Nie wieder war die Atmosphäre bei einem Duell um die schachliche Krone des Weltmeisters so aufgeheizt wie beim Match zwischen Bobby Fischer und Boris Spassky 1972 in Reykjavik. In Zeiten des Kalten Krieges war das Aufeinandertreffen eines US-Amerikaners mit einem Sowjet eine Sensation und eine Zerreißprobe zugleich.

Das aktuelle Partiefragment stammt zwar nicht von diesem WM-Match, aber von einem ähnlich intensiven Duell. Als Anatoli Karpov und Viktor Korchnoi 1978 auf den Philippinen um die WM-Krone spielten, waren die Vorzeichen nicht viel besser: auf der einen Seite der von der sowjetischen Regierung hofierte und linientreue Karpov, auf der anderen der abtrünnige Dissident Korchnoi, der zwei Jahre zuvor die Repressionen der Diktatur satt hatte, seinem Heimatland den Rücken kehrte und fortan unter Schweizer Flagge spielte.

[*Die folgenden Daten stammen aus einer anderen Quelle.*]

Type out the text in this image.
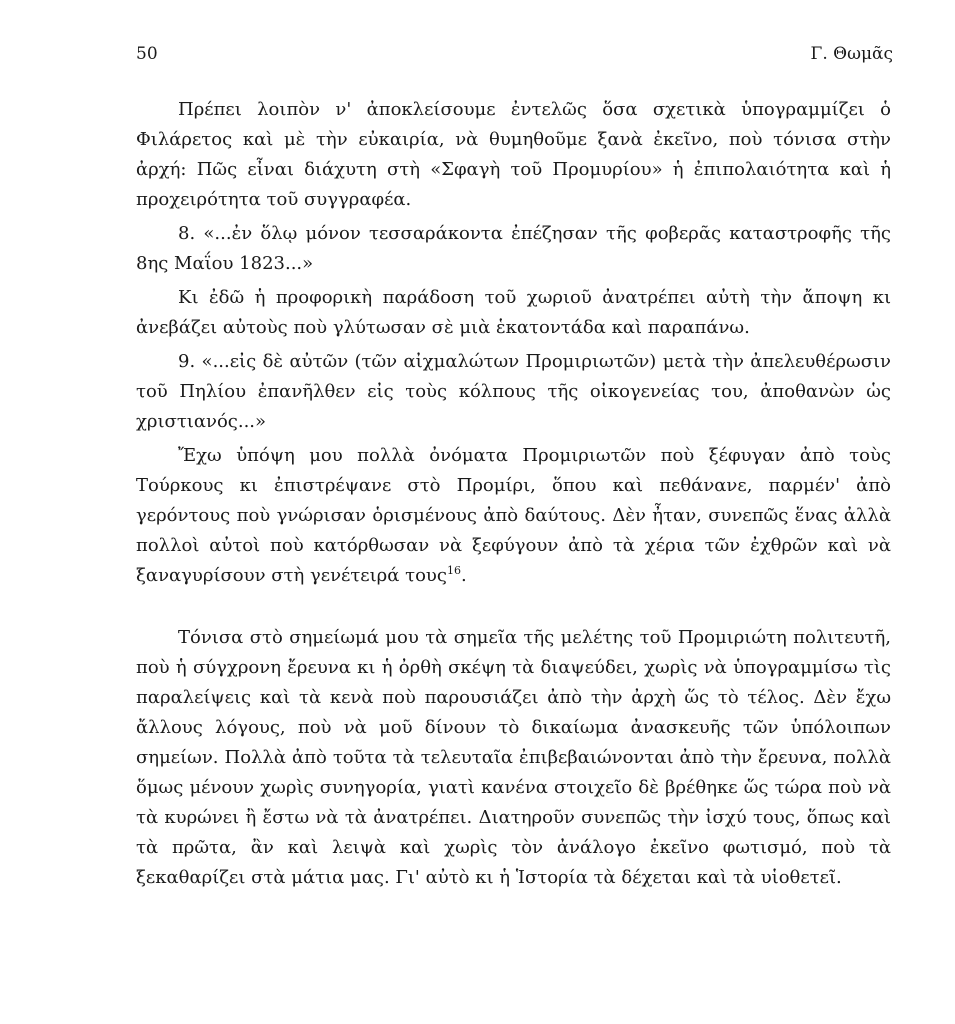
50	Γ. Θωμᾶς

Πρέπει λοιπὸν ν' ἀποκλείσουμε ἐντελῶς ὅσα σχετικὰ ὑπογραμμίζει ὁ Φιλάρετος καὶ μὲ τὴν εὐκαιρία, νὰ θυμηθοῦμε ξανὰ ἐκεῖνο, ποὺ τόνισα στὴν ἀρχή: Πῶς εἶναι διάχυτη στὴ «Σφαγὴ τοῦ Προμυρίου» ἡ ἐπιπολαιότητα καὶ ἡ προχειρότητα τοῦ συγγραφέα.

8. «...ἐν ὅλῳ μόνον τεσσαράκοντα ἐπέζησαν τῆς φοβερᾶς καταστροφῆς τῆς 8ης Μαΐου 1823...»

Κι ἐδῶ ἡ προφορικὴ παράδοση τοῦ χωριοῦ ἀνατρέπει αὐτὴ τὴν ἄποψη κι ἀνεβάζει αὐτοὺς ποὺ γλύτωσαν σὲ μιὰ ἑκατοντάδα καὶ παραπάνω.

9. «...εἰς δὲ αὐτῶν (τῶν αἰχμαλώτων Προμιριωτῶν) μετὰ τὴν ἀπελευθέρωσιν τοῦ Πηλίου ἐπανῆλθεν εἰς τοὺς κόλπους τῆς οἰκογενείας του, ἀποθανὼν ὡς χριστιανός...»

Ἔχω ὑπόψη μου πολλὰ ὀνόματα Προμιριωτῶν ποὺ ξέφυγαν ἀπὸ τοὺς Τούρκους κι ἐπιστρέψανε στὸ Προμίρι, ὅπου καὶ πεθάνανε, παρμέν' ἀπὸ γερόντους ποὺ γνώρισαν ὁρισμένους ἀπὸ δαύτους. Δὲν ἦταν, συνεπῶς ἕνας ἀλλὰ πολλοὶ αὐτοὶ ποὺ κατόρθωσαν νὰ ξεφύγουν ἀπὸ τὰ χέρια τῶν ἐχθρῶν καὶ νὰ ξαναγυρίσουν στὴ γενέτειρά τους$^{16}$.

Τόνισα στὸ σημείωμά μου τὰ σημεῖα τῆς μελέτης τοῦ Προμιριώτη πολιτευτῆ, ποὺ ἡ σύγχρονη ἔρευνα κι ἡ ὀρθὴ σκέψη τὰ διαψεύδει, χωρὶς νὰ ὑπογραμμίσω τὶς παραλείψεις καὶ τὰ κενὰ ποὺ παρουσιάζει ἀπὸ τὴν ἀρχὴ ὥς τὸ τέλος. Δὲν ἔχω ἄλλους λόγους, ποὺ νὰ μοῦ δίνουν τὸ δικαίωμα ἀνασκευῆς τῶν ὑπόλοιπων σημείων. Πολλὰ ἀπὸ τοῦτα τὰ τελευταῖα ἐπιβεβαιώνονται ἀπὸ τὴν ἔρευνα, πολλὰ ὅμως μένουν χωρὶς συνηγορία, γιατὶ κανένα στοιχεῖο δὲ βρέθηκε ὥς τώρα ποὺ νὰ τὰ κυρώνει ἢ ἔστω νὰ τὰ ἀνατρέπει. Διατηροῦν συνεπῶς τὴν ἰσχύ τους, ὅπως καὶ τὰ πρῶτα, ἂν καὶ λειψὰ καὶ χωρὶς τὸν ἀνάλογο ἐκεῖνο φωτισμό, ποὺ τὰ ξεκαθαρίζει στὰ μάτια μας. Γι' αὐτὸ κι ἡ Ἱστορία τὰ δέχεται καὶ τὰ υἱοθετεῖ.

Heute weiß man, dass der KGB damals nicht weniger als 18 Agenten entsandte, um den Sieg Karpovs sicherzustellen. Unterstellungen rund um Parapsychologen im Publikum oder angeblich versteckte Botschaften in Joghurtbechern zeigten beispielhaft auf, wie sehr beide Lager einander misstrauten. Die Nebengeräusche stellten für alle Beteiligten eine erhebliche Bürde dar, die nicht ohne Auswirkungen auf die Qualität des Spiels blieb. Das Match begann mit acht Remisen, wobei das allgemeine Niveau als kläglich empfunden wurde. Den Tiefpunkt erleben wir hier in der 5. Partie des Matches.

 

Korchnoi – Karpov, WM-Match, 5. Partie, Baguio City 1978
Schwarz am Zug

Karpov steht im Schach und hätte in dieser Stellung einfach mit 1… Kf7-f8 fortsetzen sollen, wonach sich eine ausgeglichene Position auf dem Brett befunden hätte. Stattdessen spielte er das halsbrecherische 1… Kf7-e6??, doch war das noch nicht der letzte schlimme Fehler in dieser Partie. Korchnoi setzte nach 2. Dg3-h3+ Ke6-d5 mit dem schlimmen Patzer 3. Lg6-e4+?? fort, worauf die Partie schließlich mit gleich zwei Rekorden endete: zum einen ist sie die einzige WM-Partie überhaupt, die mit einem Patt endete, und zum zweiten wurde sie mit 124 gespielten Zügen auch die längste WM-Partie bisher. Allzu gerne hätte Korchnoi natürlich auf diese zweifelhaften Rekorde verzichtet und stattdessen einen eminent wichtigen Sieg eingefahren. Mit einer anderen Fortsetzung wäre dies sehr leicht zu erreichen gewesen …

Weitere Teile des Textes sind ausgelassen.